Typically, K-meta (or Campden tabs) won't in fact kill off a virile colony of yeast. What most wine makers do to back sweeten is allow the cider (or wine) to age about 6 - 9 months, racking every couple of months. This process reduces the number of living yeast cells to very few in number. You then add K sorbate AND K-meta. The K-sorbate prevents the cells from reproducing and the K-meta prevents other yeast from colonizing the liquid. You can then back sweeten with little concern that the yeast will be able to ferment the added sugar.
 
sulphur smell suggests that you are stressing the yeast - perhaps they do not have enough nutrient. You may want to provide the yeast with some DAP or equivalent and you may want to aerate the must by whipping air into the frmenter. As long as the gravity is above say, 1.010 , degassing (removing CO2)
and incorporating oxygen is good for the yeast and is not bad for the wine (or cider)
 
I do not, as I keg mine, and then carbonate with CO2, but you can. you can also bottle it still if you like, some people do prefer it uncarbonated.
 
Depends on the yeast. Cider does make some sulfur, but it goes away. WLP cider yeast (775?) makes a LOT of sulfur.
 
Has anyone tried using that non-fermentable sugar from the brew shops for back end sweetening? I'm wondering if I can use that without killing the yeast, and still bottle condition.
 
I have used b\Belle Saison yeast as well for a nice taste.
 
Yes you can. I've sweetened with xylotol and bottle conditioned with dextrose. Worked like a charm. Let it age after bottling in order to smooth out the flavours. Turned out really nice after 4-6 months aging in the bottle.
 
Thanks for sharing. When I bottle it do I add the same amount of priming sugar as home brew? Do I have to age it in the bottles like home brew?
Thank You,
Larry
 
I have been making hard cider (more correctly apple wine) for 8 years now. Started with 5 gallon water bottles and now do one 55 gallon drum. I have never worried about the wild yeasts and just pitch a strong champaign yeast with dissolved common granular sugar. 6 weeks later or when the ABV reaches 1.000 try to stabilize the fermentation then transfer to 5 gallon cornelius kegs for aging and carbonation. I also add cinnamon sticks and cloves at this time.
 
This should be a simple subject on a very old traditional process, but I observe:
1) Some folks posting appear not to care to distinguish between "Cider" & apple juice.
2) Most folks will not have access to orchards with owners willing to indulge in amateur picking.
3) Apple juice concentrate & plain apple juice are needed here, beware that either is free from preservatives!
4) It's now many years since I tasted English cider made from "cider apples" (whatever they are) & I can assure readers it was delicious With high ABV & it did not taste of apples. In those days it was distributed & pulled from wooden barrels. No commercial cider that I have tasted since tastes anything like as good.
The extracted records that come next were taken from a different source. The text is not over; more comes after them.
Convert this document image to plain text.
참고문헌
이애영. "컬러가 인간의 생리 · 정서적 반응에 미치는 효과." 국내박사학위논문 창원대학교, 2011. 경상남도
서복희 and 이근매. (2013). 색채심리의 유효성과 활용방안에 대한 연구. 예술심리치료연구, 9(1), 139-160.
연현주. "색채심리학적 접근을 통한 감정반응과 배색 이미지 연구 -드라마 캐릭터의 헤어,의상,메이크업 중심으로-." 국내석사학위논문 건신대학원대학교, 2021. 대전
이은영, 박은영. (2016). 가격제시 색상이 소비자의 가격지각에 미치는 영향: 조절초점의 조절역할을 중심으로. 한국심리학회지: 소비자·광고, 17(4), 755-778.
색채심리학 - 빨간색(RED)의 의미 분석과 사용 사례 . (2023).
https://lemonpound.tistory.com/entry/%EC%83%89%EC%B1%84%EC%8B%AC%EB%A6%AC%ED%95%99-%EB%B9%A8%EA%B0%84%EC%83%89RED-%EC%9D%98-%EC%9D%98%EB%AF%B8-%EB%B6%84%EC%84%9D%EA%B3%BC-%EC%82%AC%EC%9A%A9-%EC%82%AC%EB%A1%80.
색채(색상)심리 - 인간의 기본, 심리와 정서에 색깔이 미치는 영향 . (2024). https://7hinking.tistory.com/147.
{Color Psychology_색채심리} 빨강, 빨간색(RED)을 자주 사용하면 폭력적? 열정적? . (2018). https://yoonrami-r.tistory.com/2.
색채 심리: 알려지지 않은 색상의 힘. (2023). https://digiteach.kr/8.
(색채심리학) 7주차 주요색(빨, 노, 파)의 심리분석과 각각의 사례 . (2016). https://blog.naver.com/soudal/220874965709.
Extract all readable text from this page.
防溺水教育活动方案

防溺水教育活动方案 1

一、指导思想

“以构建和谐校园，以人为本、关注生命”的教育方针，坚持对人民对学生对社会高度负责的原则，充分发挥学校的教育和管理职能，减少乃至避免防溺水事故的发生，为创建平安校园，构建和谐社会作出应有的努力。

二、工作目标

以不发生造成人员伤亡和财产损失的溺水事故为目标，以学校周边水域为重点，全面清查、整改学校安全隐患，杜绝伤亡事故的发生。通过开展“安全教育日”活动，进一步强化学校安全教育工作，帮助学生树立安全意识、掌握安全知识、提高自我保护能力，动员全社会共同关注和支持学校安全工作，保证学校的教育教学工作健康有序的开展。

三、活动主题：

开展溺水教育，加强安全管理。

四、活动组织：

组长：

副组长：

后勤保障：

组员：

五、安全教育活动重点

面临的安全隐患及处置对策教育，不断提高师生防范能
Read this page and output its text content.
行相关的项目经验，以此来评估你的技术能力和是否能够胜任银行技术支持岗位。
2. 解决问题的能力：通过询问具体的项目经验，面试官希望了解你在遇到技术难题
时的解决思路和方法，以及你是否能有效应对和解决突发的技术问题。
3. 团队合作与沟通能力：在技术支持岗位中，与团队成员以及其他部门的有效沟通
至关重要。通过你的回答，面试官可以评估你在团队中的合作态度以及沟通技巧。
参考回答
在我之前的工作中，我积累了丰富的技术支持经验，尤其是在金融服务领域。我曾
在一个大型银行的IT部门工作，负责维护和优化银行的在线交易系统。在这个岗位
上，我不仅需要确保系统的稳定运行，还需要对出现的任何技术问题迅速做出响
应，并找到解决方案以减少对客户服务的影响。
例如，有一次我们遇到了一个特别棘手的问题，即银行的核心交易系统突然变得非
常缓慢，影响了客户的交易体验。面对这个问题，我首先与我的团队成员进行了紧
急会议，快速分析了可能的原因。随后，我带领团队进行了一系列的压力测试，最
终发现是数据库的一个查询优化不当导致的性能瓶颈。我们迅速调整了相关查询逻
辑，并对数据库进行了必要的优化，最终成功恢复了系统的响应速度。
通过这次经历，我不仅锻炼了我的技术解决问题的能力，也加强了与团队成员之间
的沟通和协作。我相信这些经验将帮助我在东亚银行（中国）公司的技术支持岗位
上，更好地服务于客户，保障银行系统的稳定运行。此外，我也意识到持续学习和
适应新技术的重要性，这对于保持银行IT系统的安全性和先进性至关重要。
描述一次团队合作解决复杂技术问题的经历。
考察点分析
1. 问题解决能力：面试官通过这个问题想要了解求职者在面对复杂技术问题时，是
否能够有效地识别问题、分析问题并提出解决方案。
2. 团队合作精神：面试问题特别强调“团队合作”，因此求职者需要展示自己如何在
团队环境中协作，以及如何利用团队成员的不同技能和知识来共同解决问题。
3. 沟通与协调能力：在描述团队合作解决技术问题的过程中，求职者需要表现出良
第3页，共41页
In fact most commercial ciders to me seem more like apple flavored white sparking wine.
5) Has anyone researched how the good stuff was made in the old days?
6) BTW, I once years ago, filled my car with free windfall apples. Getting useful juice therafter was a nightmare & not something I will ever try again - you have been warned!
 
I've made cider for years in many variations. My ideal was sparkling, very slightly sweet, in bottles. Don't even try it! Twenty years of brewing beer and I never had any bombs...until I tried this. I carpet bombed my basement. If you want it sparkling.........keg it.
 
I make a simple cider using brown sugar, Motts Apple juice,Red star yeast mentioned here and back sweetened with two cans frozen apple concentrate, which I think is pretty good, but it ends up to be too acidic after a few glasses. Is there anything I can do to cut down the acidity.
 
Sounds like a great way to keep the natural sweetness of cider but still elevating it by making it hard. I'm not set up for kegging. How could I add the sweetness to the cider and still have enough yeast in it for priming without my yeast eating to much and explosions happening?